Today our societies are challenged with the health burdens of environmental pollution and a rapidly aging
population. Global lifespan is 30 years longer than it was 100 years ago, and 1 in 5 Americans will be geriatric
by the year 2030. Given this prolonged aging combined with environmental exposures, we urgently need to
understand how environmental pollution affects an aged body differently from a younger body and how
environmental pollution contributes to aging phenotypes. Most of our understanding of toxic effects of chemicals
come from human research focused on young to middle aged people or from animal studies using young to
middle aged rodents. Very few studies have considered toxicity of environmental pollutants in an aged body or
population and we simply do not understand the impacts on an aged population. Traditionally, the brain was
considered composed of mostly post-mitotic neurons and hence genotoxic agents were considered less of a
threat. Now, we know the opposite is true – most of the brain’s cells, the glia, are mitotic and play critical roles
in protecting and supporting neuronal health. Recent studies show these glial cells can exhibit increased
aneuploidy and chromosome instability with aging and early in neurodegenerative diseases. Hence, there is a
critical need to understand how genotoxic chemicals affect brain health and contribute to premature aging.

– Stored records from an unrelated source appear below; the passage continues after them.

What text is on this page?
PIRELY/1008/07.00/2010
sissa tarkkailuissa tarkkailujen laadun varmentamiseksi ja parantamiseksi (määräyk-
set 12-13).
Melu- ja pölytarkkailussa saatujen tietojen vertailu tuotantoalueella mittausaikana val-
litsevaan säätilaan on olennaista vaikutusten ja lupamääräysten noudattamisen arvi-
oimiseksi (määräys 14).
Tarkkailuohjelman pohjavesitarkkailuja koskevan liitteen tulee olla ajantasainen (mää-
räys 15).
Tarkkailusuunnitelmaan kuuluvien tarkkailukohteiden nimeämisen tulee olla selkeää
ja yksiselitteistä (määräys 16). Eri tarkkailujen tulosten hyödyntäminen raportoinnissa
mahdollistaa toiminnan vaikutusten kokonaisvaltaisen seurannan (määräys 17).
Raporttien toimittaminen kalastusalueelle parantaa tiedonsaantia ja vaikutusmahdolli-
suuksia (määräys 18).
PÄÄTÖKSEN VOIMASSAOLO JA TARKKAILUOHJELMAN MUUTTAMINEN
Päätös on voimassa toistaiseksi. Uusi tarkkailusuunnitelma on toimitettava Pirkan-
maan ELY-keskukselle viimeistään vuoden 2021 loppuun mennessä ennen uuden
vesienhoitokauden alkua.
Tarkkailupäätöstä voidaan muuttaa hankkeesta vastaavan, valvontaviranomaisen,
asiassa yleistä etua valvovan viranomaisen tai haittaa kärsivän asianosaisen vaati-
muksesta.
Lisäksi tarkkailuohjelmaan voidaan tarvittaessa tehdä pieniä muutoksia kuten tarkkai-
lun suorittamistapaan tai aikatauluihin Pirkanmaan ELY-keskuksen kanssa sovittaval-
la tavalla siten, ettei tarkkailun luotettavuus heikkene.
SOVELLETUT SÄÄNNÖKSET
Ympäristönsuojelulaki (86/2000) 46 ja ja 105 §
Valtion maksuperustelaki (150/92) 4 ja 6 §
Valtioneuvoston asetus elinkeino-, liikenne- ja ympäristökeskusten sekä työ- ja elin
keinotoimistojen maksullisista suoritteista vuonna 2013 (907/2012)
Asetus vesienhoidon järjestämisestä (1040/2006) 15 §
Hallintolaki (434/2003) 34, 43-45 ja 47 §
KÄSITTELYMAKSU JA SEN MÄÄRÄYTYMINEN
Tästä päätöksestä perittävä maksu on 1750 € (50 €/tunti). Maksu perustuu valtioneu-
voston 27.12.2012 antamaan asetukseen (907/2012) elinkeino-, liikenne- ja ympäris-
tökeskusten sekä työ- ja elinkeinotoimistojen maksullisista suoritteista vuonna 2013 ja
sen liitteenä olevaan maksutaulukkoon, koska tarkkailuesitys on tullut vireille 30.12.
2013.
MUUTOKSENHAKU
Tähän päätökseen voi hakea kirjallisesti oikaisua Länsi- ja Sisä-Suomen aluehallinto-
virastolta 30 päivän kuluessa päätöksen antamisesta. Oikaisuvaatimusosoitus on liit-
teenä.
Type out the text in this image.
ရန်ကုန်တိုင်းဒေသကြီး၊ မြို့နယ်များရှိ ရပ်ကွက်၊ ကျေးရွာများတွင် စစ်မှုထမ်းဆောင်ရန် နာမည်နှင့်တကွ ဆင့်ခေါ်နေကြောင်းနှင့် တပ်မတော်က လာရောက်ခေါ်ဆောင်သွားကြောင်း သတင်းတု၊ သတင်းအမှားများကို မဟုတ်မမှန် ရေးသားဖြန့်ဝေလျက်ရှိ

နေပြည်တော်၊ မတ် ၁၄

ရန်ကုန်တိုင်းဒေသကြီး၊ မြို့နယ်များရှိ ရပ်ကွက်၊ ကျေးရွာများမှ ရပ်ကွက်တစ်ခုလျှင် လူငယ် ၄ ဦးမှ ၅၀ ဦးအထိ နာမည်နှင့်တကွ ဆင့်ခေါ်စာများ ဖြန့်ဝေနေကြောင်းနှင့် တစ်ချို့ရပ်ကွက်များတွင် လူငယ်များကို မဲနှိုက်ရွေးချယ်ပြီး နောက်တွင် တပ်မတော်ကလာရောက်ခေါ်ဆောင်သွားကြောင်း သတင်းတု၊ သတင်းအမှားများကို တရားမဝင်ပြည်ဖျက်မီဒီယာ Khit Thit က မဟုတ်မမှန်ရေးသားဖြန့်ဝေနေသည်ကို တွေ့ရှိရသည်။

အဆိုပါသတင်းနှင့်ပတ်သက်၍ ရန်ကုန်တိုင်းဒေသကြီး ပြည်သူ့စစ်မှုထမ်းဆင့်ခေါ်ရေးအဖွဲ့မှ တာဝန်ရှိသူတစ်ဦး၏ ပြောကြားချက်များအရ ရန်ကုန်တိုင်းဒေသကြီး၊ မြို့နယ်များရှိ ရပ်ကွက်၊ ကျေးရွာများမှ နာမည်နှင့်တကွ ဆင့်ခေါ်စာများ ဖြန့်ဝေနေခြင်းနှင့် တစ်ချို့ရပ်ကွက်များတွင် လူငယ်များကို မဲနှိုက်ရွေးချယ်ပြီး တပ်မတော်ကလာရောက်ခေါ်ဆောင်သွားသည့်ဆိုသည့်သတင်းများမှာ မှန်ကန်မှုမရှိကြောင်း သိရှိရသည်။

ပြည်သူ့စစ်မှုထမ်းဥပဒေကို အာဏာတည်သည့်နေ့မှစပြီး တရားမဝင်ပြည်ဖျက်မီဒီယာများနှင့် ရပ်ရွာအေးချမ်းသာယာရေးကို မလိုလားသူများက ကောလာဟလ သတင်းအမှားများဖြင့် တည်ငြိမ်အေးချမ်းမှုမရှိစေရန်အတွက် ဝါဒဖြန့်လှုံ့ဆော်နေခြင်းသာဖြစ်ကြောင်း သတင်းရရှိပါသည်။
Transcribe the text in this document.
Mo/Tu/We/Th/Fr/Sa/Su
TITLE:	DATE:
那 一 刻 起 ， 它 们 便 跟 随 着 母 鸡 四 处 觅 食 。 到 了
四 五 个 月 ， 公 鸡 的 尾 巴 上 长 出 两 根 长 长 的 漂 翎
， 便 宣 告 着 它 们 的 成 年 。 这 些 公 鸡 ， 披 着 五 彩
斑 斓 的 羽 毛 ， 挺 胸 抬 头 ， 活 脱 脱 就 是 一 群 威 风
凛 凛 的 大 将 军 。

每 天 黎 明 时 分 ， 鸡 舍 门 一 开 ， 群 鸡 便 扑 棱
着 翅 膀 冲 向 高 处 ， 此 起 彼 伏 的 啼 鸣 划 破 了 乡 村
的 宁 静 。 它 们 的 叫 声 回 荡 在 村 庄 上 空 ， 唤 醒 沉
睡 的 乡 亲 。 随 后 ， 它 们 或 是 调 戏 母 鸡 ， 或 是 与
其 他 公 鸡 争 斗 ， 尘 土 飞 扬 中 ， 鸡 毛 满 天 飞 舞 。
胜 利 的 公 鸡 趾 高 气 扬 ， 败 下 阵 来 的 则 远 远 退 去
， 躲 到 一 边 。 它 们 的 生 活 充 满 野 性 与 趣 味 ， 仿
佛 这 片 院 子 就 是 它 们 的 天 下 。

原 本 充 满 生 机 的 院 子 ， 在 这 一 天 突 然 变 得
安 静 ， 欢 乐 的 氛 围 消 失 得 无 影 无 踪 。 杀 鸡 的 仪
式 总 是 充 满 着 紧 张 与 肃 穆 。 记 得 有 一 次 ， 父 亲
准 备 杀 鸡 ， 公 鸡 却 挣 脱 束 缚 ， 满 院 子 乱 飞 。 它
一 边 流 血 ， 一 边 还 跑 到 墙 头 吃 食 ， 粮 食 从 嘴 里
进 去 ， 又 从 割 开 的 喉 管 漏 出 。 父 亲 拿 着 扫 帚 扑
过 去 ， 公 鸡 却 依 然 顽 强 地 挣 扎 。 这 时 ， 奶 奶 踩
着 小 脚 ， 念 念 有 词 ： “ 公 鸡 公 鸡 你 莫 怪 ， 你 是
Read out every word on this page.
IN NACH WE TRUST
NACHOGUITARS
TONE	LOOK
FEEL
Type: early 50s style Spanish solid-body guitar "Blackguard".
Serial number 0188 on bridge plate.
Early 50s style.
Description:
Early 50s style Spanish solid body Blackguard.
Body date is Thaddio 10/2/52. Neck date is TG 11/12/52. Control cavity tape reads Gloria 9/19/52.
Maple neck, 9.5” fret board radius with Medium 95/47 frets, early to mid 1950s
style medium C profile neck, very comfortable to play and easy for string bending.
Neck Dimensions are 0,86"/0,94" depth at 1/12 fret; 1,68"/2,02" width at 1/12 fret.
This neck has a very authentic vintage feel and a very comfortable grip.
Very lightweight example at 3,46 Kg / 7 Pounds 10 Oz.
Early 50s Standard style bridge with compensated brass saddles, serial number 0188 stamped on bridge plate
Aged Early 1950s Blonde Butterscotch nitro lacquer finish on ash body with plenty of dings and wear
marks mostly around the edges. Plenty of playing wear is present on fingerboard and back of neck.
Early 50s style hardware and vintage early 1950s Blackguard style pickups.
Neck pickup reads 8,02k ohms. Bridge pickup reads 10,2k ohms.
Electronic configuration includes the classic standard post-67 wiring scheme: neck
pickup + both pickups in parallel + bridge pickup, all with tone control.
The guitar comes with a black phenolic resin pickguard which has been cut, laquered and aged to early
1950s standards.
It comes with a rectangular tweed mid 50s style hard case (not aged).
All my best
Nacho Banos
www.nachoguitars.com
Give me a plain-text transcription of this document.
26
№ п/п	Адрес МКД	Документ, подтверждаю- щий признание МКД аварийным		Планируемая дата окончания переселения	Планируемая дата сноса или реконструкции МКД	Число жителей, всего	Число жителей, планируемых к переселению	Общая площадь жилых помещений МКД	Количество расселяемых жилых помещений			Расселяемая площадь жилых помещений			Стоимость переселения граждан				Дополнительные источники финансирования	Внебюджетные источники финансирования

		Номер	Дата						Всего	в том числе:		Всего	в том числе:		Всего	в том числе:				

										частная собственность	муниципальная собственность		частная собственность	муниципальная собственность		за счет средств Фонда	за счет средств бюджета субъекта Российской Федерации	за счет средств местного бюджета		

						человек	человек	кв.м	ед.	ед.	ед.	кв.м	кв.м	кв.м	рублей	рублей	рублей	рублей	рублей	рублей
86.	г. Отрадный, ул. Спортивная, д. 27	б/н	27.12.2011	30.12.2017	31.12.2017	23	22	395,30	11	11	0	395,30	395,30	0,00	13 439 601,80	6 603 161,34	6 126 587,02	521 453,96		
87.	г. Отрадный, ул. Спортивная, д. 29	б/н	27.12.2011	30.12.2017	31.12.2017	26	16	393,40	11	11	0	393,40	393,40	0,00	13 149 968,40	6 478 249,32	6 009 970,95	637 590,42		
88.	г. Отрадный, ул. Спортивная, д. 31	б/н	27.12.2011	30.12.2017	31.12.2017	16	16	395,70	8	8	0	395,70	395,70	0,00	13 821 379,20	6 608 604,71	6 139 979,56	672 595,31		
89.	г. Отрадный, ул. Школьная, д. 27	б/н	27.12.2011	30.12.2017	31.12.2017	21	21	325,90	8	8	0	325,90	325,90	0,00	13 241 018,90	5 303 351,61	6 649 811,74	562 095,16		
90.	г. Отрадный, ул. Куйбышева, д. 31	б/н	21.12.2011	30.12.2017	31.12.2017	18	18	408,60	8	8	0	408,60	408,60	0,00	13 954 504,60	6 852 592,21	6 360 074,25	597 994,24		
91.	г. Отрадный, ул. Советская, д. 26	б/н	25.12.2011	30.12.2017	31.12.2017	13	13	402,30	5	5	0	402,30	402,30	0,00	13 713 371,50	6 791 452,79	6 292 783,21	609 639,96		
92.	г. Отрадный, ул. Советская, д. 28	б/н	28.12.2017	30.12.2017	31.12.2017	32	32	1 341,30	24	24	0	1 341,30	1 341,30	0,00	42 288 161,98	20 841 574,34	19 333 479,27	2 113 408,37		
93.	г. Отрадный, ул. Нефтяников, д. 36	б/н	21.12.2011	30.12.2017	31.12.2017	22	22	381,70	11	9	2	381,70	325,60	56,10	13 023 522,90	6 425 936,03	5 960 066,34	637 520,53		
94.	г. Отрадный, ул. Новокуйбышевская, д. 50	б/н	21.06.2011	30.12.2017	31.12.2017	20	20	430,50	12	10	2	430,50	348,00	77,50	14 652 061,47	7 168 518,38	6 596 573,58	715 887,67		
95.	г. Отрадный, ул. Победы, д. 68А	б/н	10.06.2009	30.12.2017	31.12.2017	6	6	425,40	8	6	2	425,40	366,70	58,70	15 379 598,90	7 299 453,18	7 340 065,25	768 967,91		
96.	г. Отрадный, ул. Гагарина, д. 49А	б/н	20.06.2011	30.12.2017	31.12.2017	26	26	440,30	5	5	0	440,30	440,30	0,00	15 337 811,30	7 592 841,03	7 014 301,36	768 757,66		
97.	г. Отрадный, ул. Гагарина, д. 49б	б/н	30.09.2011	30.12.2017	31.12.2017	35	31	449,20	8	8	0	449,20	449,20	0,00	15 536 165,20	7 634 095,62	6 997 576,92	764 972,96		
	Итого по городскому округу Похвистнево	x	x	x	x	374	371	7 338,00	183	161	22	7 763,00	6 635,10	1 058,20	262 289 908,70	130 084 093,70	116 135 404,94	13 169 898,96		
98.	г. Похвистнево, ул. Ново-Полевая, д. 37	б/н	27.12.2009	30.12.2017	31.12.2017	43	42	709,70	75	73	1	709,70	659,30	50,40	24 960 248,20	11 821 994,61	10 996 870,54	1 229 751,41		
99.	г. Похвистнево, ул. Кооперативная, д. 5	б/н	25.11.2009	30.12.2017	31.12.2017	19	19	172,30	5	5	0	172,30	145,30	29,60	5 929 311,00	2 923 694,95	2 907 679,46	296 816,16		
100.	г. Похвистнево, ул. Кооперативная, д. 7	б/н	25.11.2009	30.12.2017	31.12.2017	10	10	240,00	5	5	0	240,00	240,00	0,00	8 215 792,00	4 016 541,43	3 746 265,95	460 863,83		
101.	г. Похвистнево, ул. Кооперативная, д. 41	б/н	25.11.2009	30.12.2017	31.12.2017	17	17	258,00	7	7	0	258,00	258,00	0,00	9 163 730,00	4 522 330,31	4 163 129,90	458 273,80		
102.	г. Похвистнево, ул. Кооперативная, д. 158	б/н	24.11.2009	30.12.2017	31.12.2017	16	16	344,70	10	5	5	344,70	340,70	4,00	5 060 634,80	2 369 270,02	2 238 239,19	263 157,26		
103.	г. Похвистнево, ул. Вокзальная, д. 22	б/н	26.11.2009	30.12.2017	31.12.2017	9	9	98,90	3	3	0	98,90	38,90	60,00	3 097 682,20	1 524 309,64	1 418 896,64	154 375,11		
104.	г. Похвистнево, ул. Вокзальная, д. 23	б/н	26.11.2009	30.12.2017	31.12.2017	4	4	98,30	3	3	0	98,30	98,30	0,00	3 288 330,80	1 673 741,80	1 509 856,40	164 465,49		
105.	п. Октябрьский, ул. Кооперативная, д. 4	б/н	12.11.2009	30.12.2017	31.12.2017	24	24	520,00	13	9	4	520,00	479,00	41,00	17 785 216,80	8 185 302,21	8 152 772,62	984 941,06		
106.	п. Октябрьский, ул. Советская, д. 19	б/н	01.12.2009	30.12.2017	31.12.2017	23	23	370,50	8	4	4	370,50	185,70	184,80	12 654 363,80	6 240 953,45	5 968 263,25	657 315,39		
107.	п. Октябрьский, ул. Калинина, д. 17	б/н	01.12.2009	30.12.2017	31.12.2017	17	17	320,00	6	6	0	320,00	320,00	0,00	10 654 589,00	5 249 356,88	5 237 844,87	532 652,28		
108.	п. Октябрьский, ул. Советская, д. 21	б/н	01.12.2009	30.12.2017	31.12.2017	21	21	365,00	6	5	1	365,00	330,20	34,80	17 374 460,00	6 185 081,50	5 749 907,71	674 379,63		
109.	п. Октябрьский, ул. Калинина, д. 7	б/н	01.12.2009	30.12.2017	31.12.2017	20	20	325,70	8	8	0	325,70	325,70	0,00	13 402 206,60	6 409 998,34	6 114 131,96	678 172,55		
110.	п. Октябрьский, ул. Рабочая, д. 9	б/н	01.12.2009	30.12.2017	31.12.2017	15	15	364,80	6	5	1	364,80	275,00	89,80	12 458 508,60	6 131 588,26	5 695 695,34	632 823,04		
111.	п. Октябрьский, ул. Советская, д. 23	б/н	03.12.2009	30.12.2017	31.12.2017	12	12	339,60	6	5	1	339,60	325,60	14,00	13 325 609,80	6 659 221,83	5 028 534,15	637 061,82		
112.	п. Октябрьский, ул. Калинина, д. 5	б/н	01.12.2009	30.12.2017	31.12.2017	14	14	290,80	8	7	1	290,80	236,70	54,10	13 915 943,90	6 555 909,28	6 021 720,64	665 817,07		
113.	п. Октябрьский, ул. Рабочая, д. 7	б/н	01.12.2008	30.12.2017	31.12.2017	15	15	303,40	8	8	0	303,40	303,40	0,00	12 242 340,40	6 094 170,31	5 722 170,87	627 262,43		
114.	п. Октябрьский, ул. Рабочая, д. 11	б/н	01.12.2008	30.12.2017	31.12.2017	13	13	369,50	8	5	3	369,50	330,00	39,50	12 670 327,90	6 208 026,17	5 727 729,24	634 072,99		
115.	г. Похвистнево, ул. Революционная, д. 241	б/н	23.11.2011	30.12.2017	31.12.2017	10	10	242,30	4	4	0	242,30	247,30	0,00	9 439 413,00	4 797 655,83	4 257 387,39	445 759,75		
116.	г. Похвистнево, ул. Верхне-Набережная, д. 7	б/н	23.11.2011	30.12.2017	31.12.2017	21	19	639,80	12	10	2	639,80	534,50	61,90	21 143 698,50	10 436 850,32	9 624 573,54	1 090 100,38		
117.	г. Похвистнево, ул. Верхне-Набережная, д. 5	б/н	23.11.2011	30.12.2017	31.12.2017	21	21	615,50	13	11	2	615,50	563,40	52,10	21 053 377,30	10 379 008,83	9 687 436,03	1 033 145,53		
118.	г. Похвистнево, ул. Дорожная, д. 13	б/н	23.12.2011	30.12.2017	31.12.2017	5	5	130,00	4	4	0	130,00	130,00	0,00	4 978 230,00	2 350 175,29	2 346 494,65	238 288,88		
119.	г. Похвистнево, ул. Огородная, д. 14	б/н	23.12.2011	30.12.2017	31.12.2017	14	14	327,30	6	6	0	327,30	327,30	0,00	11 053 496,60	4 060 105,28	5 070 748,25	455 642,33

Hexavalent chromium [Cr(VI)] is a major environmental health concern that can induce aging phenotypes and
has the best defined clastogenic mechanism of metals. Cr(VI) also causes brain damage that may be linked to
a variety of neurological symptoms. We propose to investigate the role of Cr(VI) in this aging paradigm, using
young vs middle-aged vs geriatric rats exposed to Cr(VI) for 90 days via drinking water. We hypothesize aged
animals will be more susceptible to Cr(VI)-induced neurotoxicity and that Cr(VI)-induces brain aging by
causing aneuploidy and chromosome instability resulting in glial senescence. We will test our hypothesis
with two aims. Aim 1 will identify brain regions and cell populations vulnerable to Cr(VI) toxicity across ages. This
aim will allow us to compare Cr(VI) neurotoxicity across ages and endpoints for premature or advanced aging.
Aim 2 will determine the role of aneuploidy and chromosome instability in Cr(VI) neurotoxicity and brain aging.
Our study will provide essential detailed insights into Cr(VI) neurotoxicity, considering age-, sex-, region-, and
cell type-specific effects. Our study will further consider mechanistically how genotoxicity contributes to brain
aging with in vivo and in vitro techniques. Outcomes will provide key and novel insights for understanding Cr(VI)’s
role in the aging process, identifying cellular and regional targets in the brain, and how an aged brain is affected
by toxicants differently. This study will also characterize a new model system for further study of neurotoxicity
and aging for Cr(VI) or other metals, and will contribute to improvements in Cr(VI) risk assessment and
management that are not currently possible because of limitations due to the absence of these data.